An Obama spokesman immediately denied the assertion, but noted that the presumptive Democratic nominee believes that the McCain campaign was “using the same old low-road politics to distract voters from the real issues.”
“This is a race about big challenges — a slumping economy, a broken foreign policy, and an energy crisis for everyone but the oil companies,” Obama spokesman Bill Burton said. “Barack Obama in no way believes that the McCain campaign is using race as an issue, but he does believe they’re using the same old low-road politics to distract voters from the real issues in this campaign, and those are the issues he’ll continue to talk about.”
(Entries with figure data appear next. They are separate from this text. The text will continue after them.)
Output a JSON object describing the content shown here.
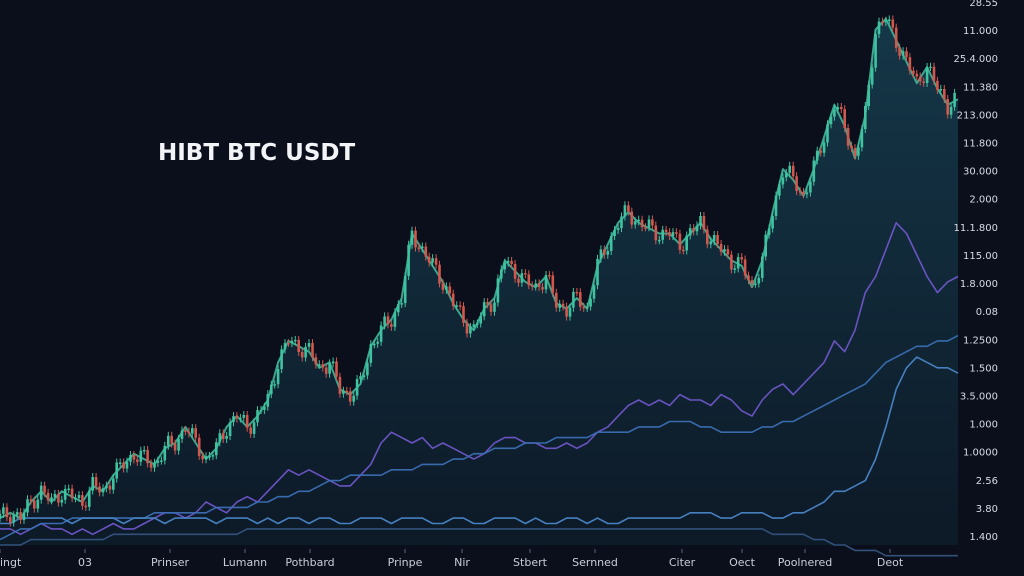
{
  "chart_data": {
    "type": "line",
    "title": "HIBT BTC USDT",
    "y_ticks": [
      "28.55",
      "11.000",
      "25.4.000",
      "11.380",
      "213.000",
      "11.800",
      "30.000",
      "2.000",
      "11.1.800",
      "115.00",
      "1.8.000",
      "0.08",
      "1.2500",
      "1.500",
      "3.5.000",
      "1.000",
      "1.0000",
      "2.56",
      "3.80",
      "1.400"
    ],
    "x_ticks": [
      "ingt",
      "03",
      "Prinser",
      "Lumann",
      "Pothbard",
      "Prinpe",
      "Nir",
      "Stbert",
      "Sernned",
      "Citer",
      "Oect",
      "Poolnered",
      "Deot"
    ],
    "series": [
      {
        "color": "#3fb69a",
        "values": [
          0.05,
          0.06,
          0.05,
          0.08,
          0.1,
          0.08,
          0.1,
          0.09,
          0.08,
          0.11,
          0.1,
          0.13,
          0.15,
          0.17,
          0.16,
          0.15,
          0.18,
          0.19,
          0.22,
          0.19,
          0.16,
          0.18,
          0.22,
          0.24,
          0.22,
          0.24,
          0.27,
          0.34,
          0.38,
          0.37,
          0.36,
          0.33,
          0.34,
          0.29,
          0.28,
          0.3,
          0.37,
          0.4,
          0.42,
          0.46,
          0.58,
          0.55,
          0.52,
          0.49,
          0.45,
          0.42,
          0.4,
          0.44,
          0.46,
          0.53,
          0.51,
          0.49,
          0.48,
          0.5,
          0.45,
          0.44,
          0.46,
          0.44,
          0.52,
          0.56,
          0.6,
          0.62,
          0.6,
          0.59,
          0.58,
          0.58,
          0.56,
          0.58,
          0.6,
          0.57,
          0.55,
          0.53,
          0.52,
          0.48,
          0.53,
          0.62,
          0.7,
          0.68,
          0.65,
          0.7,
          0.76,
          0.82,
          0.78,
          0.72,
          0.8,
          0.96,
          0.98,
          0.94,
          0.9,
          0.86,
          0.89,
          0.85,
          0.82,
          0.83
        ]
      },
      {
        "color": "#6f56c9",
        "values": [
          0.03,
          0.03,
          0.02,
          0.03,
          0.04,
          0.03,
          0.03,
          0.02,
          0.03,
          0.02,
          0.03,
          0.04,
          0.03,
          0.03,
          0.04,
          0.05,
          0.06,
          0.06,
          0.05,
          0.06,
          0.08,
          0.07,
          0.06,
          0.08,
          0.09,
          0.08,
          0.1,
          0.12,
          0.14,
          0.13,
          0.14,
          0.13,
          0.12,
          0.11,
          0.11,
          0.13,
          0.15,
          0.19,
          0.21,
          0.2,
          0.19,
          0.2,
          0.18,
          0.19,
          0.18,
          0.17,
          0.16,
          0.17,
          0.19,
          0.2,
          0.2,
          0.19,
          0.19,
          0.18,
          0.18,
          0.19,
          0.18,
          0.19,
          0.21,
          0.22,
          0.24,
          0.26,
          0.27,
          0.26,
          0.27,
          0.26,
          0.28,
          0.27,
          0.27,
          0.26,
          0.28,
          0.27,
          0.25,
          0.24,
          0.27,
          0.29,
          0.3,
          0.28,
          0.3,
          0.32,
          0.34,
          0.38,
          0.36,
          0.4,
          0.47,
          0.5,
          0.55,
          0.6,
          0.58,
          0.54,
          0.5,
          0.47,
          0.49,
          0.5
        ]
      },
      {
        "color": "#3b6fb3",
        "values": [
          0.01,
          0.02,
          0.03,
          0.03,
          0.04,
          0.04,
          0.04,
          0.05,
          0.05,
          0.05,
          0.05,
          0.05,
          0.05,
          0.05,
          0.05,
          0.06,
          0.06,
          0.06,
          0.06,
          0.06,
          0.06,
          0.07,
          0.07,
          0.07,
          0.07,
          0.08,
          0.08,
          0.09,
          0.09,
          0.1,
          0.1,
          0.11,
          0.12,
          0.12,
          0.13,
          0.13,
          0.13,
          0.13,
          0.14,
          0.14,
          0.14,
          0.15,
          0.15,
          0.15,
          0.16,
          0.16,
          0.17,
          0.17,
          0.18,
          0.18,
          0.18,
          0.19,
          0.19,
          0.19,
          0.2,
          0.2,
          0.2,
          0.2,
          0.21,
          0.21,
          0.21,
          0.21,
          0.22,
          0.22,
          0.22,
          0.23,
          0.23,
          0.23,
          0.22,
          0.22,
          0.21,
          0.21,
          0.21,
          0.21,
          0.22,
          0.22,
          0.23,
          0.23,
          0.24,
          0.25,
          0.26,
          0.27,
          0.28,
          0.29,
          0.3,
          0.32,
          0.34,
          0.35,
          0.36,
          0.37,
          0.37,
          0.38,
          0.38,
          0.39
        ]
      },
      {
        "color": "#4a86c6",
        "values": [
          0.04,
          0.04,
          0.05,
          0.05,
          0.05,
          0.05,
          0.05,
          0.04,
          0.05,
          0.05,
          0.05,
          0.05,
          0.04,
          0.05,
          0.05,
          0.05,
          0.04,
          0.05,
          0.05,
          0.05,
          0.05,
          0.04,
          0.05,
          0.05,
          0.05,
          0.04,
          0.05,
          0.04,
          0.05,
          0.05,
          0.04,
          0.05,
          0.05,
          0.04,
          0.04,
          0.05,
          0.05,
          0.05,
          0.04,
          0.05,
          0.05,
          0.05,
          0.04,
          0.04,
          0.05,
          0.05,
          0.04,
          0.04,
          0.05,
          0.05,
          0.05,
          0.04,
          0.05,
          0.04,
          0.04,
          0.05,
          0.05,
          0.04,
          0.05,
          0.04,
          0.04,
          0.05,
          0.05,
          0.05,
          0.05,
          0.05,
          0.05,
          0.06,
          0.06,
          0.06,
          0.05,
          0.05,
          0.06,
          0.06,
          0.06,
          0.05,
          0.05,
          0.06,
          0.06,
          0.07,
          0.08,
          0.1,
          0.1,
          0.11,
          0.12,
          0.16,
          0.22,
          0.29,
          0.33,
          0.35,
          0.34,
          0.33,
          0.33,
          0.32
        ]
      },
      {
        "color": "#35547e",
        "values": [
          0.0,
          0.0,
          0.0,
          0.01,
          0.01,
          0.01,
          0.01,
          0.01,
          0.01,
          0.01,
          0.01,
          0.02,
          0.02,
          0.02,
          0.02,
          0.02,
          0.02,
          0.02,
          0.02,
          0.02,
          0.02,
          0.02,
          0.02,
          0.02,
          0.03,
          0.03,
          0.03,
          0.03,
          0.03,
          0.03,
          0.03,
          0.03,
          0.03,
          0.03,
          0.03,
          0.03,
          0.03,
          0.03,
          0.03,
          0.03,
          0.03,
          0.03,
          0.03,
          0.03,
          0.03,
          0.03,
          0.03,
          0.03,
          0.03,
          0.03,
          0.03,
          0.03,
          0.03,
          0.03,
          0.03,
          0.03,
          0.03,
          0.03,
          0.03,
          0.03,
          0.03,
          0.03,
          0.03,
          0.03,
          0.03,
          0.03,
          0.03,
          0.03,
          0.03,
          0.03,
          0.03,
          0.03,
          0.03,
          0.03,
          0.03,
          0.02,
          0.02,
          0.02,
          0.02,
          0.01,
          0.01,
          0.0,
          0.0,
          -0.01,
          -0.01,
          -0.01,
          -0.02,
          -0.02,
          -0.02,
          -0.02,
          -0.02,
          -0.02,
          -0.02,
          -0.02
        ]
      }
    ],
    "ylim": [
      0,
      1
    ],
    "grid": false,
    "legend": "none",
    "colors": {
      "background": "#0b0f1b",
      "area_fill": "#123242",
      "candle_up": "#3fc29f",
      "candle_down": "#d2574c"
    }
  }
}
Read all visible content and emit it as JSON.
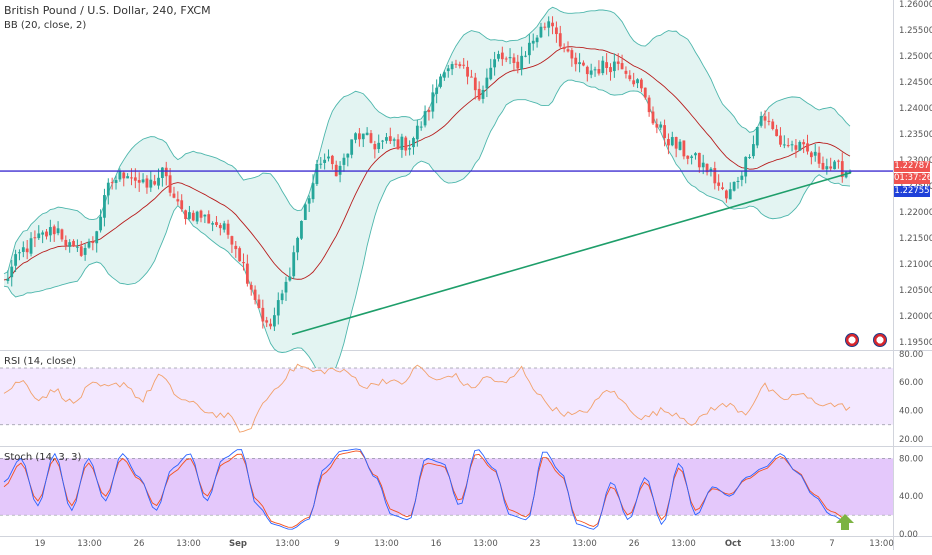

At three stops in the battleground state of Missouri, Obama told audiences that his opponent is trying to make voters “scared” of him because he doesn’t look like past presidents – an apparent reference to being black — and has a “funny name.”
“Nobody really thinks that Bush or McCain have a real answer for the challenges we face,” Obama said at an appearance Wednesday in Springfield, Missouri. “So what they're going to try to do is make you scared of me. You know, he's not patriotic enough. He's got a funny name. You know, he doesn't look like all those other presidents on those dollar bills, you know. He's risky.”
This is not the first time Obama has delivered this line. He made similar comments dating back to the Democratic presidential primary. But a senior McCain advisor told CNN Thursday that Davis reacted strongly because Obama was directly responding to a new McCain campaign ad.
“It is a disgusting accusation and we are compelled to respond,” said advisor Steve Schmidt. “This campaign will not allow John McCain to be smeared in this way.”
Schmidt added: “We sat here during the Democratic Primary, waiting with dread for this day to arrive, that Obama would be criticized on national security or some other issue, and he would play the race card.”
The political ad, which the McCain campaign released Wednesday, features Britney Spears and Paris Hilton. The McCain campaign is ceding the point that Obama has reached celebrity status, but argues that does not qualify him to be the next president.